The photo on the left-hand side appears to show a fire at a power plant. Text in the top left-hand corner translates as “current situation”.
The photo on the right-hand side shows multiple firefighters wearing protective gear.
A screenshot of the misleading claim shared on Facebook, captured on March 25, 2022.
The same graphic was also shared on Facebook here and here.
A video on YouTube that used the graphic as a thumbnail was viewed more than 280,000 times.

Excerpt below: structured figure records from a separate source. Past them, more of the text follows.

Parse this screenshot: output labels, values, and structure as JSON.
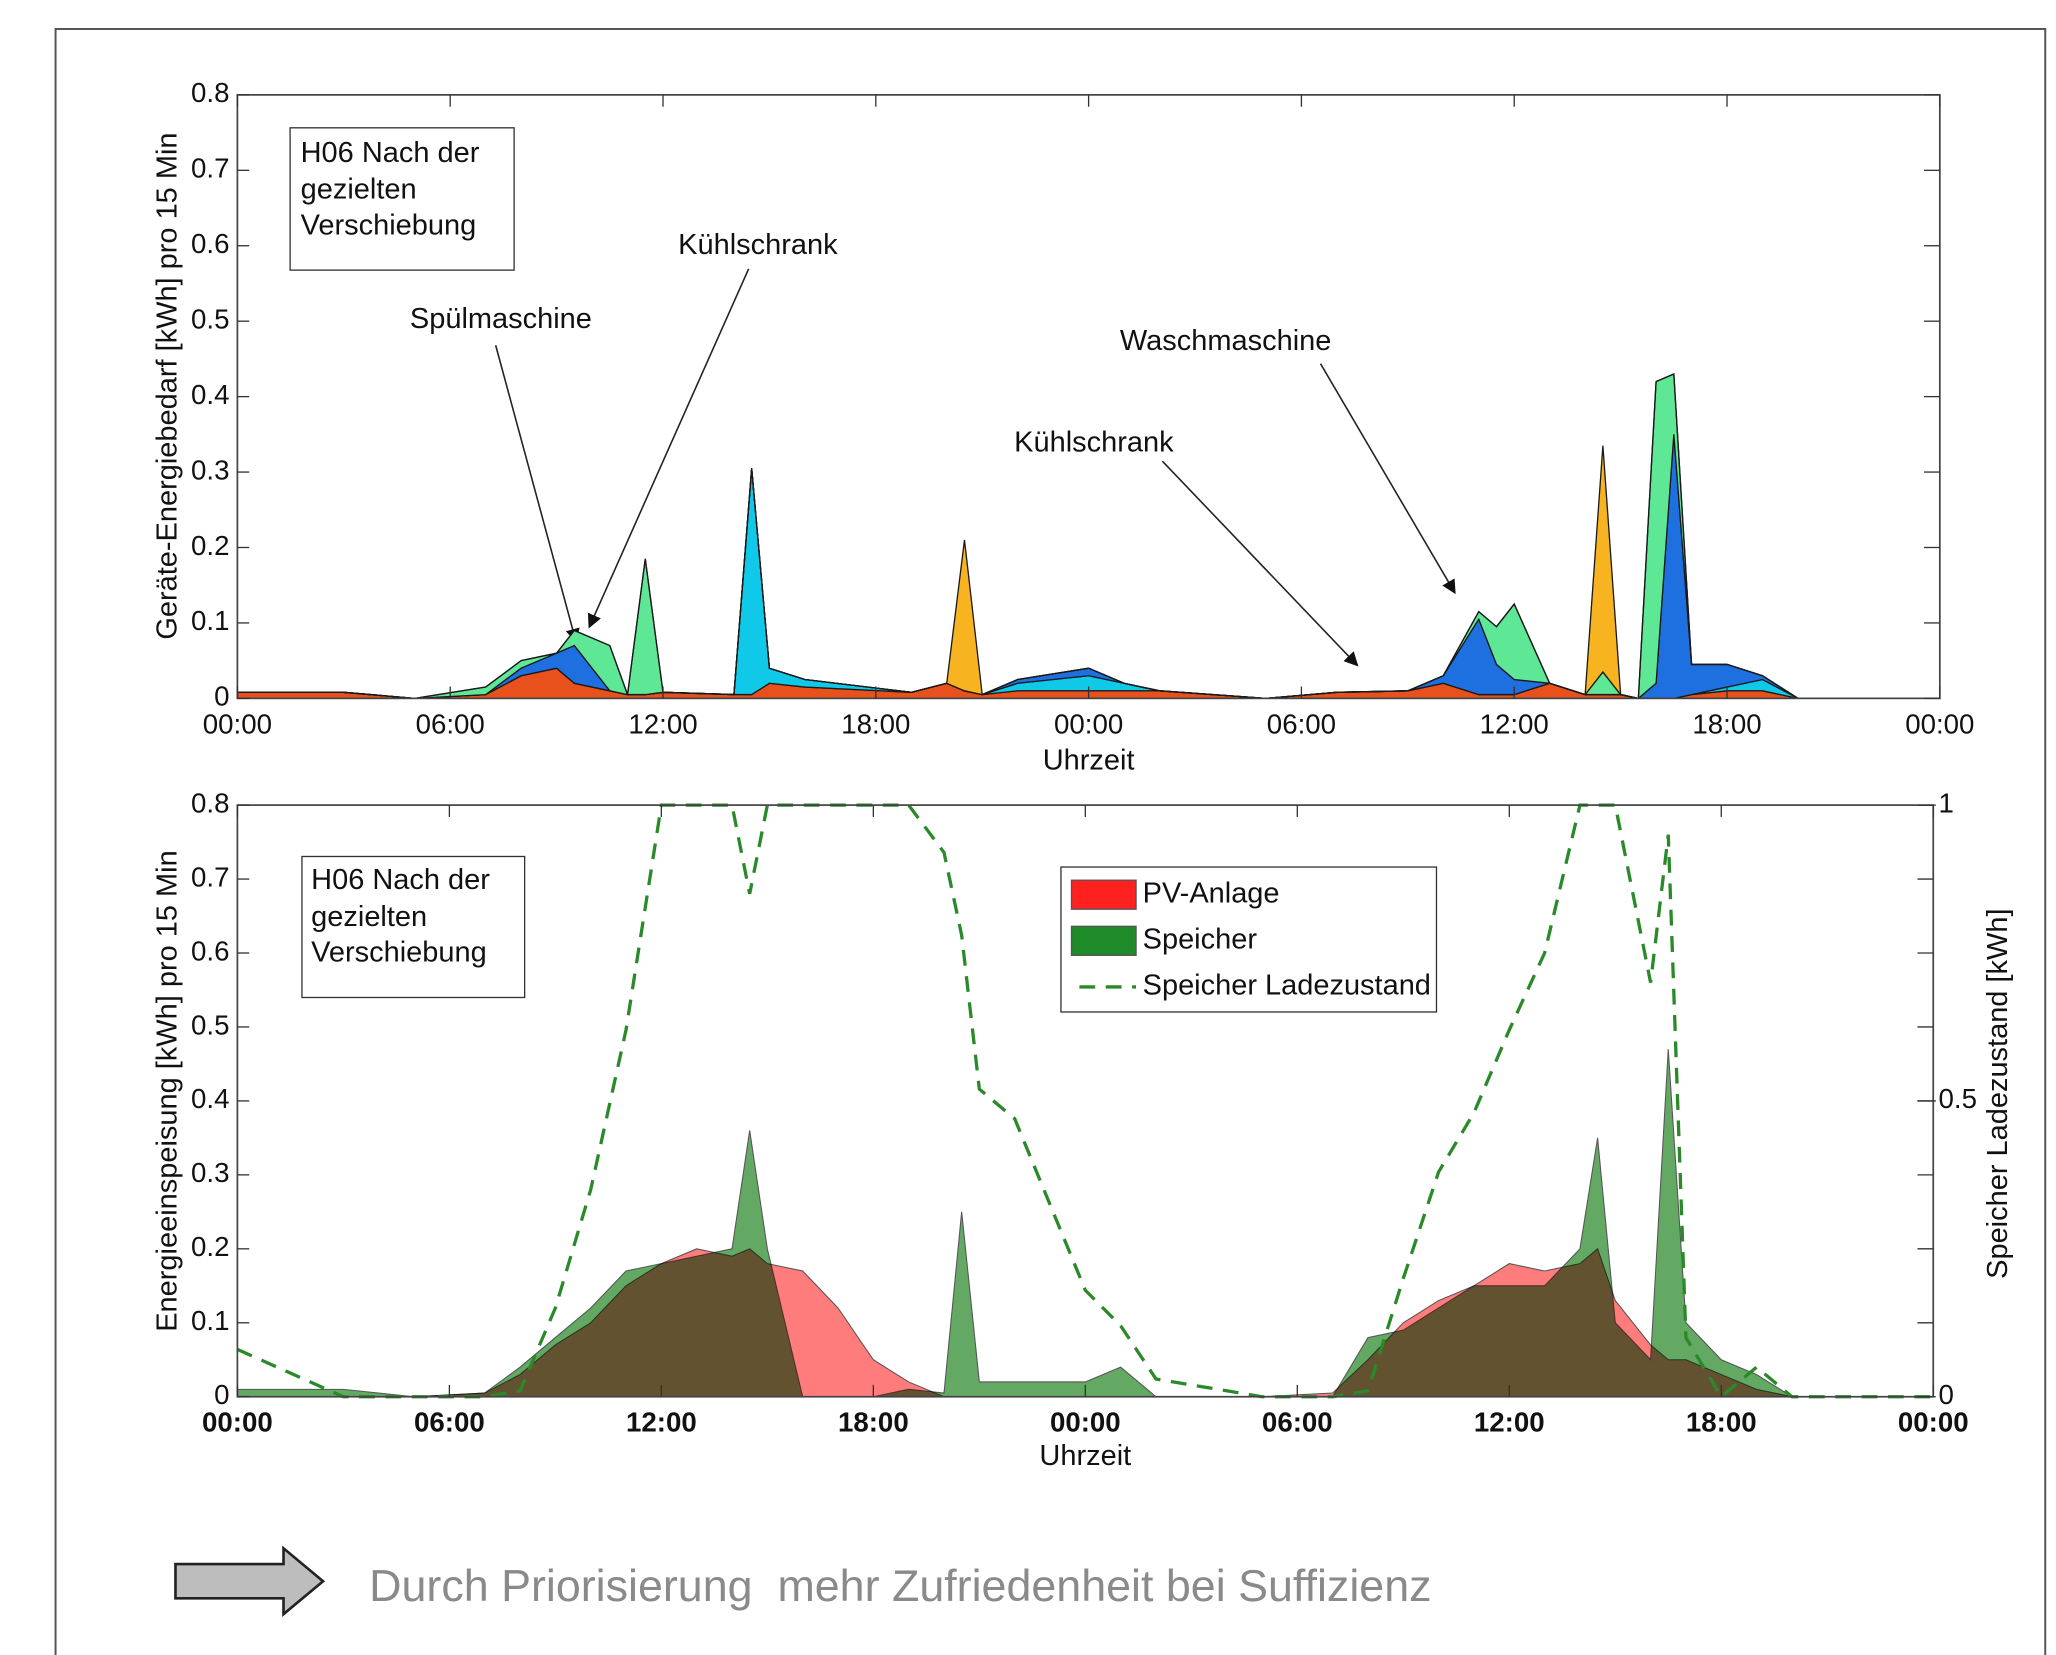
{
  "footer": "Durch Priorisierung  mehr Zufriedenheit bei Suffizienz",
  "chart_data": [
    {
      "type": "area",
      "stacked": true,
      "ylabel": "Geräte-Energiebedarf [kWh] pro 15 Min",
      "xlabel": "Uhrzeit",
      "text_box": [
        "H06 Nach der",
        "gezielten",
        "Verschiebung"
      ],
      "annotations": [
        "Spülmaschine",
        "Kühlschrank",
        "Kühlschrank",
        "Waschmaschine"
      ],
      "xlim": [
        0,
        48
      ],
      "xticks": [
        {
          "value": 0,
          "label": "00:00"
        },
        {
          "value": 6,
          "label": "06:00"
        },
        {
          "value": 12,
          "label": "12:00"
        },
        {
          "value": 18,
          "label": "18:00"
        },
        {
          "value": 24,
          "label": "00:00"
        },
        {
          "value": 30,
          "label": "06:00"
        },
        {
          "value": 36,
          "label": "12:00"
        },
        {
          "value": 42,
          "label": "18:00"
        },
        {
          "value": 48,
          "label": "00:00"
        }
      ],
      "ylim": [
        0,
        0.8
      ],
      "yticks": [
        0,
        0.1,
        0.2,
        0.3,
        0.4,
        0.5,
        0.6,
        0.7,
        0.8
      ],
      "x": [
        0,
        3,
        5,
        7,
        8,
        9,
        9.5,
        10.5,
        11,
        11.5,
        12,
        14,
        14.5,
        15,
        16,
        19,
        20,
        20.5,
        21,
        22,
        24,
        25,
        26,
        29,
        31,
        33,
        34,
        35,
        35.5,
        36,
        37,
        38,
        38.5,
        39,
        39.5,
        40,
        40.5,
        41,
        42,
        43,
        44,
        48
      ],
      "series": [
        {
          "color": "#e8501c",
          "values": [
            0.008,
            0.008,
            0,
            0.005,
            0.03,
            0.04,
            0.02,
            0.01,
            0.005,
            0.005,
            0.008,
            0.005,
            0.005,
            0.02,
            0.015,
            0.008,
            0.02,
            0.01,
            0.005,
            0.01,
            0.01,
            0.01,
            0.01,
            0,
            0.008,
            0.01,
            0.02,
            0.005,
            0.005,
            0.005,
            0.02,
            0.005,
            0.005,
            0.005,
            0,
            0,
            0,
            0.005,
            0.01,
            0.01,
            0,
            0
          ]
        },
        {
          "color": "#10c8e8",
          "values": [
            0,
            0,
            0,
            0,
            0,
            0,
            0,
            0,
            0,
            0,
            0,
            0,
            0.3,
            0.02,
            0.01,
            0,
            0,
            0,
            0,
            0.01,
            0.02,
            0.01,
            0,
            0,
            0,
            0,
            0,
            0,
            0,
            0,
            0,
            0,
            0,
            0,
            0,
            0,
            0,
            0,
            0.005,
            0.015,
            0,
            0
          ]
        },
        {
          "color": "#1e70e0",
          "values": [
            0,
            0,
            0,
            0,
            0.01,
            0.02,
            0.05,
            0,
            0,
            0,
            0,
            0,
            0,
            0,
            0,
            0,
            0,
            0,
            0,
            0.005,
            0.01,
            0,
            0,
            0,
            0,
            0,
            0.01,
            0.1,
            0.04,
            0.02,
            0,
            0,
            0,
            0,
            0,
            0.02,
            0.35,
            0.04,
            0.03,
            0.005,
            0,
            0
          ]
        },
        {
          "color": "#5ee896",
          "values": [
            0,
            0,
            0,
            0.01,
            0.01,
            0,
            0.02,
            0.06,
            0,
            0.18,
            0,
            0,
            0,
            0,
            0,
            0,
            0,
            0,
            0,
            0,
            0,
            0,
            0,
            0,
            0,
            0,
            0,
            0.01,
            0.05,
            0.1,
            0,
            0,
            0.03,
            0,
            0,
            0.4,
            0.08,
            0,
            0,
            0,
            0,
            0
          ]
        },
        {
          "color": "#f8b420",
          "values": [
            0,
            0,
            0,
            0,
            0,
            0,
            0,
            0,
            0,
            0,
            0,
            0,
            0,
            0,
            0,
            0,
            0,
            0.2,
            0,
            0,
            0,
            0,
            0,
            0,
            0,
            0,
            0,
            0,
            0,
            0,
            0,
            0,
            0.3,
            0,
            0,
            0,
            0,
            0,
            0,
            0,
            0,
            0
          ]
        }
      ]
    },
    {
      "type": "area",
      "stacked": false,
      "ylabel": "Energieeinspeisung [kWh] pro 15 Min",
      "xlabel": "Uhrzeit",
      "y2label": "Speicher Ladezustand [kWh]",
      "text_box": [
        "H06 Nach der",
        "gezielten",
        "Verschiebung"
      ],
      "xlim": [
        0,
        48
      ],
      "xticks": [
        {
          "value": 0,
          "label": "00:00"
        },
        {
          "value": 6,
          "label": "06:00"
        },
        {
          "value": 12,
          "label": "12:00"
        },
        {
          "value": 18,
          "label": "18:00"
        },
        {
          "value": 24,
          "label": "00:00"
        },
        {
          "value": 30,
          "label": "06:00"
        },
        {
          "value": 36,
          "label": "12:00"
        },
        {
          "value": 42,
          "label": "18:00"
        },
        {
          "value": 48,
          "label": "00:00"
        }
      ],
      "ylim": [
        0,
        0.8
      ],
      "yticks": [
        0,
        0.1,
        0.2,
        0.3,
        0.4,
        0.5,
        0.6,
        0.7,
        0.8
      ],
      "y2lim": [
        0,
        1
      ],
      "y2ticks": [
        0,
        0.5,
        1
      ],
      "x": [
        0,
        3,
        5,
        7,
        8,
        9,
        10,
        11,
        12,
        13,
        14,
        14.5,
        15,
        16,
        17,
        18,
        19,
        20,
        20.5,
        21,
        22,
        24,
        25,
        26,
        29,
        31,
        32,
        33,
        34,
        35,
        36,
        37,
        38,
        38.5,
        39,
        40,
        40.5,
        41,
        42,
        43,
        44,
        48
      ],
      "series": [
        {
          "name": "PV-Anlage",
          "color": "#ff7c7c",
          "values": [
            0,
            0,
            0,
            0.005,
            0.03,
            0.07,
            0.1,
            0.15,
            0.18,
            0.2,
            0.19,
            0.2,
            0.18,
            0.17,
            0.12,
            0.05,
            0.02,
            0,
            0,
            0,
            0,
            0,
            0,
            0,
            0,
            0.005,
            0.05,
            0.1,
            0.13,
            0.15,
            0.18,
            0.17,
            0.18,
            0.2,
            0.13,
            0.07,
            0.05,
            0.05,
            0.03,
            0.01,
            0,
            0
          ]
        },
        {
          "name": "Speicher",
          "color": "#63a863",
          "values": [
            0.01,
            0.01,
            0,
            0.005,
            0.04,
            0.08,
            0.12,
            0.17,
            0.18,
            0.19,
            0.2,
            0.36,
            0.2,
            0,
            0,
            0,
            0.01,
            0.005,
            0.25,
            0.02,
            0.02,
            0.02,
            0.04,
            0,
            0,
            0,
            0.08,
            0.09,
            0.12,
            0.15,
            0.15,
            0.15,
            0.2,
            0.35,
            0.1,
            0.05,
            0.47,
            0.1,
            0.05,
            0.03,
            0,
            0
          ]
        },
        {
          "name": "Speicher Ladezustand",
          "type": "line",
          "axis": "y2",
          "color": "#2a8a2a",
          "values": [
            0.08,
            0,
            0,
            0,
            0.01,
            0.15,
            0.35,
            0.62,
            1,
            1,
            1,
            0.85,
            1,
            1,
            1,
            1,
            1,
            0.92,
            0.78,
            0.52,
            0.47,
            0.18,
            0.12,
            0.03,
            0,
            0,
            0.01,
            0.2,
            0.38,
            0.48,
            0.62,
            0.75,
            1,
            1,
            1,
            0.7,
            0.95,
            0.1,
            0,
            0.05,
            0,
            0
          ]
        }
      ]
    }
  ]
}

The posts circulated online in South Korea, where protests were staged in 2021 over the Japanese government’s decision to release water from the Fukushima nuclear plant into the sea.
The graphic was shared online after a powerful 7.3-magnitude earthquake struck off the coast of Japan’s eastern Fukushima region on the evening of March 16.
The quake cut power to at least two million households in Japan and set off tsunami advisories for parts of the country’s northeast coast, AFP reported.
However, the claim that a fire broke out at the nuclear power plant is misleading.
Japanese electricity provider TEPCO, which operates the Fukushima Daiichi Nuclear Plant, issued a statement saying that two fire alarms went off at the plant shortly after the March 16 earthquake, but a subsequent investigation found there was no fire or smoke.
A local fire department in Fukushima later concluded they were false alarms, the statement said.
Japan’s nuclear authority said no abnormalities were detected at the Fukushima plant, while pumps for cooling pools at some reactors temporarily halted but resumed operation shortly afterwards, AFP reported.
A reverse image search on Google found one of the photos in the misleading graphic was included in a December 2016 article from the International Business Times.
The article features photos of the 9.0-earthquake and tsunami that hit Japan on March 11, 2011.
The photo’s caption reads: “11 March 2011: Gas storage tanks explode after the earthquake hit the Cosmo oil refinery in Ichihara city, Chiba Prefecture. (Asahi/Reuters)”
In a press release issued by Cosmo on August 2, 2011, it said the earthquake broke several legs holding up a liquefied petroleum gas tank, which collapsed and leaked, sparking a fire.
Below is a screenshot comparison of the photo used in the misleading graphic (left) and the original photo taken by Asahi/Reuters (right):
Screenshot comparison of the photo used in the misleading graphic (left) and the original photo taken by Asahi/Reuters (right).
A reverse image search on Google of the second photo used in the graphic found a photo taken by AFP photographer Kazuhiro Nogi in Tokyo, Japan, on October 31, 2021.
The photo’s caption reads: “Firefighters gather outside Kokuryo Station on the Keio Line in the city of Chofu in western Tokyo on October 31, 2021, after a man injured at least 10 people in a knife and fire attack on a train.”
Japanese police said the knife and fire attack on the Tokyo train was carried out by a 24-year-old man who expressed admiration for the comic villain the Joker.
Below is a screenshot comparison of the second photo used in the misleading graphic (left) and the original photo taken by AFP (right):
Screenshot comparison of the second photo used in the misleading graphic (left) and the original photo taken by AFP (right).
AFP has previously debunked misinformation spreading about the Fukushima nuclear power plant here and here.